Description of Autonomic Testing at University Hospitals of Cleveland

What is the Autonomic Nervous System?

The nervous system has three parts: motor, sensory and autonomic. The motor part takes care of movement of a muscle such as lifting an arm or turning the head. The sensory system takes care of any kind of perception from the external environment, such as seeing, or feeling a texture. The autonomic system handles everything else. This includes monitoring and control of all internal functions such as blood pressure, blood flow, sweating, bowel and bladder. There are many other functions that we do not yet understand.

What is the purpose of testing?

Your doctor wishes to determine whether your autonomic nervous system is functioning normally. Certain diseases can attack the autonomic nervous system in isolation, or as part of a more widespread illness. In the second case, many functions of the nervous system, including autonomic, sensory and motor systems, may be affected, and the autonomic testing can be used as a "marker" to diagnose such a disease. In all of these cases, the autonomic nervous system will be functioning poorly or not at all. In contrast, when pain restricted to one part of the body is the main problem, your doctor will wish to determine if the autonomic nervous system on that side is functioning too much.

Description of Testing

All testing is non-invasive and generally well-tolerated. Testing depends on the problem.

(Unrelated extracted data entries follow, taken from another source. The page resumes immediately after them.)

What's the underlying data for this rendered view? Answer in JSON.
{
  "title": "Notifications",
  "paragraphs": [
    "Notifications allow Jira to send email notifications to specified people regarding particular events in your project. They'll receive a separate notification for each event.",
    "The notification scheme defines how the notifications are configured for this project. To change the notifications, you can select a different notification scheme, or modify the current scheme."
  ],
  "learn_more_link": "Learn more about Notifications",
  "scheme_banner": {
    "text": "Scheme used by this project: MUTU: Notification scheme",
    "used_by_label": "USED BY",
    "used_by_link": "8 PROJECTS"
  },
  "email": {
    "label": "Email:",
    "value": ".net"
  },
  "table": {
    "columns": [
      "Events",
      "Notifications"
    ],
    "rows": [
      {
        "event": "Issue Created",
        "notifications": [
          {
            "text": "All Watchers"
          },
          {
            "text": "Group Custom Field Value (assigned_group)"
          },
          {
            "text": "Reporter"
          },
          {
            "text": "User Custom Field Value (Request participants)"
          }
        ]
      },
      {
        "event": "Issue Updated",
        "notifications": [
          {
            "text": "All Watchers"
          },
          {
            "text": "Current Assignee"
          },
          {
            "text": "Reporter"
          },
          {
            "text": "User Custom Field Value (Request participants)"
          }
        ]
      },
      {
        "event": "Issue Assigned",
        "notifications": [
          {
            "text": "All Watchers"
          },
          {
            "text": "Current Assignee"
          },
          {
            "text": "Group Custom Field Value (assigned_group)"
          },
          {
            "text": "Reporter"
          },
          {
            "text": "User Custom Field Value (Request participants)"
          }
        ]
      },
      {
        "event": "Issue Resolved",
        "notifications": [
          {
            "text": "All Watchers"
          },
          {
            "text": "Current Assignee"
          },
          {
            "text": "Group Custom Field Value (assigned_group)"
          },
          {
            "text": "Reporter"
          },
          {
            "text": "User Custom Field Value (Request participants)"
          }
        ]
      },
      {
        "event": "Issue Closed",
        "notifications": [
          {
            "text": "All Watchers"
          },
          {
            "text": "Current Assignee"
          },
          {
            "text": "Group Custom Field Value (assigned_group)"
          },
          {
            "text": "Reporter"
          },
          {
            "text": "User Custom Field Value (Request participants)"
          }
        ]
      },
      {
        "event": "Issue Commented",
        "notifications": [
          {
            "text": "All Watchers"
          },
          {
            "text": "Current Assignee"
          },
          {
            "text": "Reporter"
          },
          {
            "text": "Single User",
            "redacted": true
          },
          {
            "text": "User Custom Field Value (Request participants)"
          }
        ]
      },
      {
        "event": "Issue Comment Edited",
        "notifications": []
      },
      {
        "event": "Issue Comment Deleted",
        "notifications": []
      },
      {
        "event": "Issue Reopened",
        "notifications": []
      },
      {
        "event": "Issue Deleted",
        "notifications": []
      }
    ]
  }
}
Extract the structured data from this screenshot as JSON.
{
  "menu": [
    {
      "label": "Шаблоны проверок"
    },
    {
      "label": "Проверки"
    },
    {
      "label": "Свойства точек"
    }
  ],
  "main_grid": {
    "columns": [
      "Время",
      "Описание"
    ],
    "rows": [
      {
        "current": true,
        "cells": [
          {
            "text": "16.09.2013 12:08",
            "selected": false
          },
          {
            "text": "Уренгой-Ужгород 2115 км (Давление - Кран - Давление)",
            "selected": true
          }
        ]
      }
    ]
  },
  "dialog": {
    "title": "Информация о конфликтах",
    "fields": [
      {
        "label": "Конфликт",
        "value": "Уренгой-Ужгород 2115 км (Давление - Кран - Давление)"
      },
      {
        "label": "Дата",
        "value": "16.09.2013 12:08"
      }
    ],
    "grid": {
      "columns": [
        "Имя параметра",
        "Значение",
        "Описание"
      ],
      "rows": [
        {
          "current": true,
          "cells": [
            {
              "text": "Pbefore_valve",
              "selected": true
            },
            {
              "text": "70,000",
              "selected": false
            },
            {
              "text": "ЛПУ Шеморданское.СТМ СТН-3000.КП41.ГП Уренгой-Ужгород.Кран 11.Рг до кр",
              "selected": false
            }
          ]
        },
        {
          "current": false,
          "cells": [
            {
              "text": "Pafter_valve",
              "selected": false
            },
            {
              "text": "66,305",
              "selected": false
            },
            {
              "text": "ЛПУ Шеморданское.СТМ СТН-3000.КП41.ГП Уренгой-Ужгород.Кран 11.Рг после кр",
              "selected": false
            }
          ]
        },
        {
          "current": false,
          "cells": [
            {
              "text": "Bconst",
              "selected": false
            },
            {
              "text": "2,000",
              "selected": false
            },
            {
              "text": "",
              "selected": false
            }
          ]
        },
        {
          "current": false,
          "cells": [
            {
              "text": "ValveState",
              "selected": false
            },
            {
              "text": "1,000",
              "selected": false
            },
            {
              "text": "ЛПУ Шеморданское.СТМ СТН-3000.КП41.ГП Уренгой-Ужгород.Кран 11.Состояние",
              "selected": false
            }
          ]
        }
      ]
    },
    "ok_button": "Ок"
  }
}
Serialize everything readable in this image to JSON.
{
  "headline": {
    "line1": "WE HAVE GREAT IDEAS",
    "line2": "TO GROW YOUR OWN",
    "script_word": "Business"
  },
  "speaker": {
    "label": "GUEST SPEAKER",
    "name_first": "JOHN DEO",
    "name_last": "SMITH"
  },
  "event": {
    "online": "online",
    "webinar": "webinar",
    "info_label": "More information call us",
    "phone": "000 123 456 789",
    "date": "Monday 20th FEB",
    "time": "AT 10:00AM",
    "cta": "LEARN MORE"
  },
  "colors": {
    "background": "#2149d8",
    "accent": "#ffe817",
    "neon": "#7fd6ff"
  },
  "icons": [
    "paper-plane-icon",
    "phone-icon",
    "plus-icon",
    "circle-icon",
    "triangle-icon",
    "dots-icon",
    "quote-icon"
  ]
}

When the issue is whether the entire autonomic nervous system has been affected by a disease, some or all of the following tests may be performed:

First, we will monitor your blood pressure and heart rate, while you:

1) lie down on a tilt table, snugly secured. You are then raised to the upright position for 20 minutes, and taken back down again. This is called the tilt table test.

2) take deep breaths for a full minute. This is called the deep breathing test.

3) blow into a tube to maintain increase pressure in your chest. This is called the Valsalva manuever.

Next we will monitor your sweating (sweat glands do not sweat unless a nerve tells them to do so) with little capsules attached to the skin:

1) After you change into a disposable bathing suit, we apply an orange powder to your skin. You then go into a warm and humid large glass room (much like a sauna) for 20 to 30 minutes. The orange powder turns purple where you sweat, telling us which parts of the autonomic nervous system are working, and which are not. This is the thermoregulatory sweat test.

2) A small battery-operated current stimulates the sweat glands directly. This is the quantitative sweat axon reflex test.

When pain in one limb is the main problem, we will compare the one that hurts with the one that does not hurt. We may ask you to exercise both limbs for 2 minutes. Tests may include:

1) Small capsules attached to the skin, measuring sweating at rest and with a small battery-operated current that stimulates the sweat glands directly. This the resting sweat output test.

2) A laser taped to the skin measuring skin blood flow.

3) A blood pressure cuff inflated around the limb measuring muscle blood flow.

4) Any swelling is detected by putting the limb in luke-warm water. This is called limb-volume displacement.

5) A infrared probe that does not contact the skin measuring skin temperature

What does this information tell us?

The sweat glands, heart rate, blood pressure, and blood flow in the limbs are all controlled by the autonomic nervous system. When we measure these functions, we can tell whether your autonomic nervous system is working normally, or if some of the symptoms you have could be related to under- or overfunction of the autonomic nervous system. We can also tell how likely you are to respond to certain treatments. A report will go to your referring physician within a week.